Problem identification

The surgical count is an integral component of the perioperative nurse’s role designed to reduce the risk of unintentional retained items (URIs) during surgery. Current literature provides statistical data that URIs continue to occur which has exposed a lack of adherence to the surgical count process as a possible contributing factor. This review was undertaken to identify what is currently known about perioperative nurses’ practices in relation to the surgical count and the perceived barriers and enablers when trying to follow best practice as outlined in ACORN’s Standards for Perioperative Nursing in Australia.

Literature search

The objective of the search was to identify empirical data relating to nurses’ knowledge and practices in relation to the surgical count. We identified 215 research papers in the literature search using search terms consisting of instrument counts, culture and patient safety.

Data evaluation synthesis

Studies from 2003 to 2018 were categorised methodologically as qualitative, quantitative and mixed methodologies. All papers were reviewed by the authors separately to extract key information around design, sample size, aim, key findings and limitations.

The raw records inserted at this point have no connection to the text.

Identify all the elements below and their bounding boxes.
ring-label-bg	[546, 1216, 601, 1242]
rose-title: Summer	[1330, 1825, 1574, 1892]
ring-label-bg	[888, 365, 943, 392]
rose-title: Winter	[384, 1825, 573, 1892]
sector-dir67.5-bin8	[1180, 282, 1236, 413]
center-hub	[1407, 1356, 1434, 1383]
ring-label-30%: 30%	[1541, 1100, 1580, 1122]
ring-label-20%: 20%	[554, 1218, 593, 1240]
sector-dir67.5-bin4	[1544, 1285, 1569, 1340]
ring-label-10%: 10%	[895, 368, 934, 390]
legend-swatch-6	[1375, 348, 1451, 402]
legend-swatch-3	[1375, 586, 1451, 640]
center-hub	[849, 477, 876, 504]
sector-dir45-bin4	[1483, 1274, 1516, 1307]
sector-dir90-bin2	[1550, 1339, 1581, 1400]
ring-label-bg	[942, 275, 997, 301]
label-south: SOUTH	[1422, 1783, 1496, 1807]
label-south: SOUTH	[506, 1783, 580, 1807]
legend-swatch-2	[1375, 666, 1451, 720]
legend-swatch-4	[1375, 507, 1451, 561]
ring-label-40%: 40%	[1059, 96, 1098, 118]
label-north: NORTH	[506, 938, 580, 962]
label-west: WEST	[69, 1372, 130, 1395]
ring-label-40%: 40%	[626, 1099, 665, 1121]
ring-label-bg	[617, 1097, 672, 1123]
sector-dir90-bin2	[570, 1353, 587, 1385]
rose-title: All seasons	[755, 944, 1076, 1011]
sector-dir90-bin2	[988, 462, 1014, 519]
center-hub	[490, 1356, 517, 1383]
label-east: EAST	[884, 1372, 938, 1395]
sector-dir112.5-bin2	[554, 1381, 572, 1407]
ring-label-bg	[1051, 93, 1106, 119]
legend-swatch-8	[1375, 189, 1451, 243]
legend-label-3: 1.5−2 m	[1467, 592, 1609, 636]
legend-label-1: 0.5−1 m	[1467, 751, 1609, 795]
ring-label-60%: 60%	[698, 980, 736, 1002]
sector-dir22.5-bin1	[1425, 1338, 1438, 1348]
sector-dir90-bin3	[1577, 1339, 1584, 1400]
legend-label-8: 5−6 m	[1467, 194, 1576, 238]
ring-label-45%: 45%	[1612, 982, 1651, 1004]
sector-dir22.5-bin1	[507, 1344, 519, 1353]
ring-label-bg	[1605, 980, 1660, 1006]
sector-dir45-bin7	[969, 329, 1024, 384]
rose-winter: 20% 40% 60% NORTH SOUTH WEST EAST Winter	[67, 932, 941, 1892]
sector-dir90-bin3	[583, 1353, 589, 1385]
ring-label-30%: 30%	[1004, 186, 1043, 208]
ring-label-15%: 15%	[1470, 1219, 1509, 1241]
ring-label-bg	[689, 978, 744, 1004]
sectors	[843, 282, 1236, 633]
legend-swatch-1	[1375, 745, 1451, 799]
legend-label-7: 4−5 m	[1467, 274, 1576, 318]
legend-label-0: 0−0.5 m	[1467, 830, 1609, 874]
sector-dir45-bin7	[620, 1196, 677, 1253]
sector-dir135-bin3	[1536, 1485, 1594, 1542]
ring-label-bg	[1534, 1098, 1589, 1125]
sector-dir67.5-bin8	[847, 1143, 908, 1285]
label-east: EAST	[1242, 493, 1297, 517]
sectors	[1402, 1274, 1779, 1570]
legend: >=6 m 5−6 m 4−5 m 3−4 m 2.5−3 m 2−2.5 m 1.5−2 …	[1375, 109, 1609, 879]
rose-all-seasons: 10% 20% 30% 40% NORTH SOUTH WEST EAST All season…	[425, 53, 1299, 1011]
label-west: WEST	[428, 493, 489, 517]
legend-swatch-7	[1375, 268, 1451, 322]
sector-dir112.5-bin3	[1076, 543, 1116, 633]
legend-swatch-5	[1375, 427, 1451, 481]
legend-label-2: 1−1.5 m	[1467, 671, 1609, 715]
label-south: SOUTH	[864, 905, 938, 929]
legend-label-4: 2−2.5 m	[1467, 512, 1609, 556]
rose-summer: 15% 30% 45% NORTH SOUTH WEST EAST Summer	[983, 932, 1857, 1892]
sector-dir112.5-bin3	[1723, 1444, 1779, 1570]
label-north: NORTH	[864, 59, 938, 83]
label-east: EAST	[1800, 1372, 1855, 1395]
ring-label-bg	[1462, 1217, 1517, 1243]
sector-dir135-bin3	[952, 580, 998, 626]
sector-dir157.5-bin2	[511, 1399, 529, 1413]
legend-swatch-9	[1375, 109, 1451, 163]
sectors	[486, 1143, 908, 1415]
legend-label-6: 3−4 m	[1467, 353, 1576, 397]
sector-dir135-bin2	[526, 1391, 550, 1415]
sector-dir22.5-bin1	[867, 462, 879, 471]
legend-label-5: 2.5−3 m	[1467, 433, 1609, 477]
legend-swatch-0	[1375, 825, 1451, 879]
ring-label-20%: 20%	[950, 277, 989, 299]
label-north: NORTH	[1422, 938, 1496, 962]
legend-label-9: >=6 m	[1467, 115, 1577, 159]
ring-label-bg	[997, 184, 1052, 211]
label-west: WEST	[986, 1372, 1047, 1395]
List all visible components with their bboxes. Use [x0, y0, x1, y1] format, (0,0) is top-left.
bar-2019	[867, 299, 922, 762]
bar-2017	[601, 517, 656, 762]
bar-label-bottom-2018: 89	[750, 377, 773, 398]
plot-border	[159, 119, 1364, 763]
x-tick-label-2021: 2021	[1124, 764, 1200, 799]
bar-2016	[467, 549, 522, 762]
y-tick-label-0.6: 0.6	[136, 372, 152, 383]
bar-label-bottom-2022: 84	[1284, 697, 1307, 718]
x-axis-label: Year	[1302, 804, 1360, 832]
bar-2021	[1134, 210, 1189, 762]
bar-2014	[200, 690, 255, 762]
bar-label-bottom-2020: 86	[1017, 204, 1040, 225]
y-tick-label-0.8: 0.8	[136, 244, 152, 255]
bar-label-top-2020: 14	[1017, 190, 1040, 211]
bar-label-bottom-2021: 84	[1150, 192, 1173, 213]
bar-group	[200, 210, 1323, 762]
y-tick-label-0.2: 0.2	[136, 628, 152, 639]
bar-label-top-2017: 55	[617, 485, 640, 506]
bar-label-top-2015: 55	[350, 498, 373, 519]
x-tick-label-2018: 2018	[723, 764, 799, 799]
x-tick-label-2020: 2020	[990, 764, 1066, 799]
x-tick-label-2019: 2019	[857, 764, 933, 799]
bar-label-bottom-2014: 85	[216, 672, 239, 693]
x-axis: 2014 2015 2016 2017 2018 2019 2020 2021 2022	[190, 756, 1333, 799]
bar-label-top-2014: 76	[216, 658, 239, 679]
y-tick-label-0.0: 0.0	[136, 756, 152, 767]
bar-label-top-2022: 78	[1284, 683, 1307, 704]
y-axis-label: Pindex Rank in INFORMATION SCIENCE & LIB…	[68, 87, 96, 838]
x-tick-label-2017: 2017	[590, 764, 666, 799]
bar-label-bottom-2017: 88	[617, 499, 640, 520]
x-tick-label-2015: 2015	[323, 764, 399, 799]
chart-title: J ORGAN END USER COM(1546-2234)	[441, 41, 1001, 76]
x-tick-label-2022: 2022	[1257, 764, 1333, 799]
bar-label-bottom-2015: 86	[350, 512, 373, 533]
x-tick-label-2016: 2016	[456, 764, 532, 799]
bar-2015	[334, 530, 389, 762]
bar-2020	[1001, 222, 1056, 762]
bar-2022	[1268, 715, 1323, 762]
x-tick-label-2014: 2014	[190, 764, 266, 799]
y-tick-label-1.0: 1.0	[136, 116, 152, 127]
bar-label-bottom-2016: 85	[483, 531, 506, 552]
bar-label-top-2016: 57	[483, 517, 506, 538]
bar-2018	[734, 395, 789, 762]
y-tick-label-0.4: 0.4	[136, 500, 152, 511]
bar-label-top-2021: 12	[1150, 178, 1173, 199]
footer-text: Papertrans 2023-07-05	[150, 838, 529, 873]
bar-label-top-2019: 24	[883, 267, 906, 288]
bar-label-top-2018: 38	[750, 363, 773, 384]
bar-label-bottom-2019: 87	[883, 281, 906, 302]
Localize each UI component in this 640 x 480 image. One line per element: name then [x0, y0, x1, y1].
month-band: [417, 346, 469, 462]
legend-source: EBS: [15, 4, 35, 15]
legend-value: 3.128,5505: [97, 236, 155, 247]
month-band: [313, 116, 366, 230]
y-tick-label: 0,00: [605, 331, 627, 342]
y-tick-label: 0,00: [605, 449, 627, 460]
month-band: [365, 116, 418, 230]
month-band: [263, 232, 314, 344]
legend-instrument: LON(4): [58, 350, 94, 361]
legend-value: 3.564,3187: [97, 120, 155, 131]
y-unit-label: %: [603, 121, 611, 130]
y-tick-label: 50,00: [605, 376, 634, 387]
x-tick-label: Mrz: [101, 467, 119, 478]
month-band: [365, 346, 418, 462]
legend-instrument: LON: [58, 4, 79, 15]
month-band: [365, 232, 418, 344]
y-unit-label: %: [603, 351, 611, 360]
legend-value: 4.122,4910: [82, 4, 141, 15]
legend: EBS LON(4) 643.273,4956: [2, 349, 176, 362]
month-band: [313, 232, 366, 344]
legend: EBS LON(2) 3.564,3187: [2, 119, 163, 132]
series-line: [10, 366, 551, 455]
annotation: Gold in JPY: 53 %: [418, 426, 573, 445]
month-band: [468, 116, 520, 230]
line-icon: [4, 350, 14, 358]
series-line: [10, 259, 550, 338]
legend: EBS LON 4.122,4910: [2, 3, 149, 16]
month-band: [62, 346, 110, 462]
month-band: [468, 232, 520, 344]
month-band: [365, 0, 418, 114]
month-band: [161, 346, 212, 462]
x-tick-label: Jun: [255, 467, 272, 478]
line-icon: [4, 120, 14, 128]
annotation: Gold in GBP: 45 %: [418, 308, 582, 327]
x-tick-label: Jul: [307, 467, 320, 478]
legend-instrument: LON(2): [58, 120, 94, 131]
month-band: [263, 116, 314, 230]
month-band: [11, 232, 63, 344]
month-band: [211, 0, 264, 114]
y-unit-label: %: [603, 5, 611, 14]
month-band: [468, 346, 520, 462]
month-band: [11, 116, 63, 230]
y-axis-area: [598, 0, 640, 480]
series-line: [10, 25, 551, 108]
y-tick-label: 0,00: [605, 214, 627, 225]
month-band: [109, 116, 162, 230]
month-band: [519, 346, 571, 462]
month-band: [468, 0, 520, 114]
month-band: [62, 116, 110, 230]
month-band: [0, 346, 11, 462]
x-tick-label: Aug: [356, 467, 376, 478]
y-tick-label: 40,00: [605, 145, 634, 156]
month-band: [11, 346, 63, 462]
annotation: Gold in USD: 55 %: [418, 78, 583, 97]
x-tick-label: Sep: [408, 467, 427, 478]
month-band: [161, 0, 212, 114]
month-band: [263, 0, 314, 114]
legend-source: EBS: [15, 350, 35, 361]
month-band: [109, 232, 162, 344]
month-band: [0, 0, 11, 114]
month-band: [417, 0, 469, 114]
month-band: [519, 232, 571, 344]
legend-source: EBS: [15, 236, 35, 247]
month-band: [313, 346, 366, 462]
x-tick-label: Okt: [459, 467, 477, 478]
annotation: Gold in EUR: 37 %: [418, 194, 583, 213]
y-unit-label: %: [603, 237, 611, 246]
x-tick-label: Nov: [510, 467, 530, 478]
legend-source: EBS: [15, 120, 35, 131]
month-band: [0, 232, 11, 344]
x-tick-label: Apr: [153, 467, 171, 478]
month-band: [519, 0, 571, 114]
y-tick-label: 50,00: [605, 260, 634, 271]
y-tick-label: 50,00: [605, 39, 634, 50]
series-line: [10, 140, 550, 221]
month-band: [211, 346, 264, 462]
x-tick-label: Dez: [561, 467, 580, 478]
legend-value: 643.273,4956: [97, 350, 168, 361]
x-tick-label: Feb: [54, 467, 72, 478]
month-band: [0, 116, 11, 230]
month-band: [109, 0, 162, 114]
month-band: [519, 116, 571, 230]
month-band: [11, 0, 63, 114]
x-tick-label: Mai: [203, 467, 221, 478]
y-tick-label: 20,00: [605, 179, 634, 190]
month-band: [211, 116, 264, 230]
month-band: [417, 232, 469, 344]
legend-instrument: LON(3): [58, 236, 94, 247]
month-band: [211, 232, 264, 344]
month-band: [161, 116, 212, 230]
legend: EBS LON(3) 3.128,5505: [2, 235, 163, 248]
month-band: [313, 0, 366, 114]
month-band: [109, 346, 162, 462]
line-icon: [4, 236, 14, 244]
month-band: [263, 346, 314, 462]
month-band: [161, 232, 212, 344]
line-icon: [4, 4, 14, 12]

Studies were critically appraised using the mixed method appraisal tool (MMAT) for mixed method studies and the QualSyst tool for quantitative and qualitative studies. The literature search identified a total of 215 studies, 109 of which were identified for further review using the ‘preferred reporting items for systematic reviews and meta-analysis’ (PRISMA) flow chart. Six exclusion criteria were applied to exclude a further 52 articles from the final review, which resulted in ten articles being included in the final sample.

Implications for practice or research

The review demonstrates that statistical data around URIs is widely reported. However, little is documented about the patient, case, individual and environmental factors that may impede perioperative nurses in following best practice when undertaking a surgical count.